L'équipe, restreinte mais hyper-dynamique, au complet, j'obtiens également un budget augmenté sur deux ans de près de 50% par rapport à celui de 1986, ce qui nous permet de lancer et promouvoir plusieurs projets artistiques forts et innovants, sans remettre en question le soutien de la ville aux grandes institutions marseillaises que sont alors le Conservatoire, l'opéra de Marseille,, l’Ecole des Beaux Arts ainsi que le théâtre de la Criée, le ballet dirigé par Roland Petit,,le théâtre du Gymnase qui sont sous mon autorité mais n'envisagent pas d'accueillir dans leurs programmes des artistes moins connus ou des compagnies marseillaises .
Or, notre objectif est de soutenir des initiatives existantes ou latentes qui ne demandent qu'à vivre. La plupart des projets existent déjà, ils sont écrits et prêts à se déployer, sous réserve d'obtenir le soutien nécessaire.
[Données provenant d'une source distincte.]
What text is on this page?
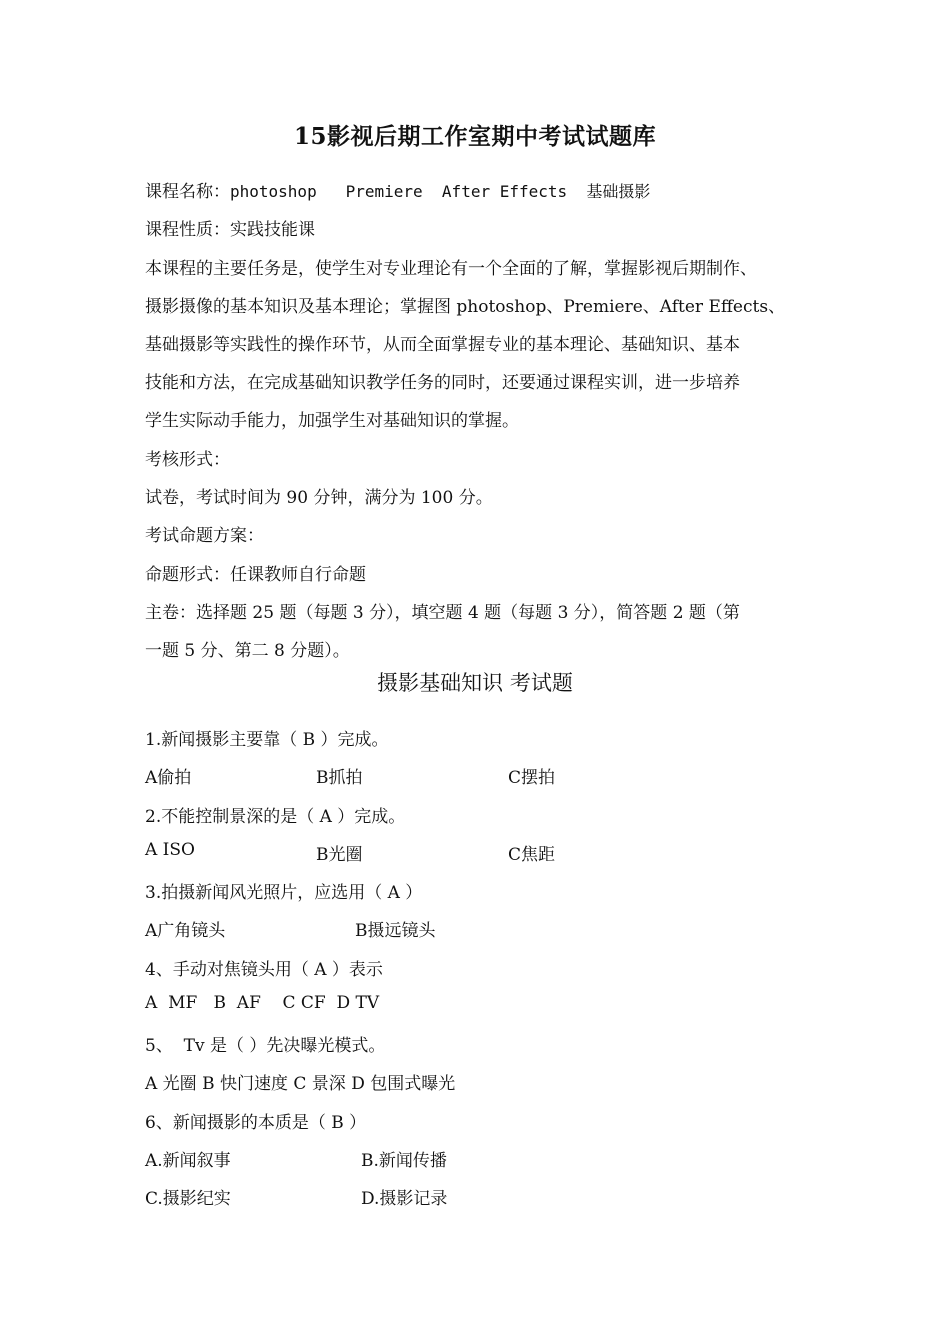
15影视后期工作室期中考试试题库
课程名称：photoshop   Premiere  After Effects  基础摄影
课程性质：实践技能课
本课程的主要任务是，使学生对专业理论有一个全面的了解，掌握影视后期制作、
摄影摄像的基本知识及基本理论；掌握图 photoshop、Premiere、After Effects、
基础摄影等实践性的操作环节，从而全面掌握专业的基本理论、基础知识、基本
技能和方法，在完成基础知识教学任务的同时，还要通过课程实训，进一步培养
学生实际动手能力，加强学生对基础知识的掌握。
考核形式：
试卷，考试时间为 90 分钟，满分为 100 分。
考试命题方案：
命题形式：任课教师自行命题
主卷：选择题 25 题（每题 3 分），填空题 4 题（每题 3 分），简答题 2 题（第
一题 5 分、第二 8 分题）。
摄影基础知识 考试题
1.新闻摄影主要靠（ B ）完成。
A偷拍	B抓拍	C摆拍
2.不能控制景深的是（ A ）完成。
A ISO	B光圈	C焦距
3.拍摄新闻风光照片，应选用（ A ）
A广角镜头	B摄远镜头
4、手动对焦镜头用（ A ）表示
A  MF   B  AF    C CF  D TV
5、  Tv 是（ ）先决曝光模式。
A 光圈 B 快门速度 C 景深 D 包围式曝光
6、新闻摄影的本质是（ B ）
A.新闻叙事	B.新闻传播
C.摄影纪实	D.摄影记录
Nous décidons donc d'appuyer l'ouverture et le développement des théâtres, d'une part en engageant la rénovation de certains lieux - la Minoterie, Lenche, le Gyptis, le Toursky, d'autre part en favorisant la création de nouvelles salles - le théâtre des Bernardines avec la compagnie d'Alain Fourneau, le théâtre des marionnettes Massalia.
Autres axes de notre travail : l'appui au projet de création-diffusion cinématographique l'Alhambra à Saint-Henri ; le soutien à la création de galeries, d'ateliers d'artistes, de compagnies de danse réunies dans Marseille Objectif Danse ; l’ouverture internationale aussi. Il fallait enfin quelques évènements emblématiques, comme le fut dès 1987 "l'Eté marseillais" (près de 100 manifestations , certaines « classiques », d’autres inédites voire surprenantes) pensé à partir du modèle de "l'été romain" ou le projet d’échanges et de coproductions sur la durée conclu entre trois villes méditerranéennes Marseille-Naples- Barcelone, MANABA, dont Marseille devait accueillir la première édition en novembre 1988.
Combien de projets ont pu réellement voir le jour? Beaucoup mais pas tout ce que nous voulions faire. Je passais beaucoup de temps à défendre, au nom du Maire,chaque projet devant le groupe socialiste du conseil municipal, où Michel Pezet s'opposait de plus en plus vigoureusement à tout ce qui émanait du Maire au fur et à mesure que les élections municipales de 1989 approchaient. Par conséquent, plusieurs projets ont été retoqués. MANABA par exemple n'a jamais pu avoir lieu, c'eut été un trop beau cadeau pour Vigouroux à quelques mois des élections municipales, ou celui de l’accueil à la Vieille Charité de la collection de photos de la DATAR. J’avais aussi préparé pour le Maire deux dossiers de « grands projets », la création d'un musée de la Méditerranée au Fort St Jean et celle d’un département sur Aix-Marseille de la future « Grande Bibliothèque ». Le Président de la République ne les a pas retenus.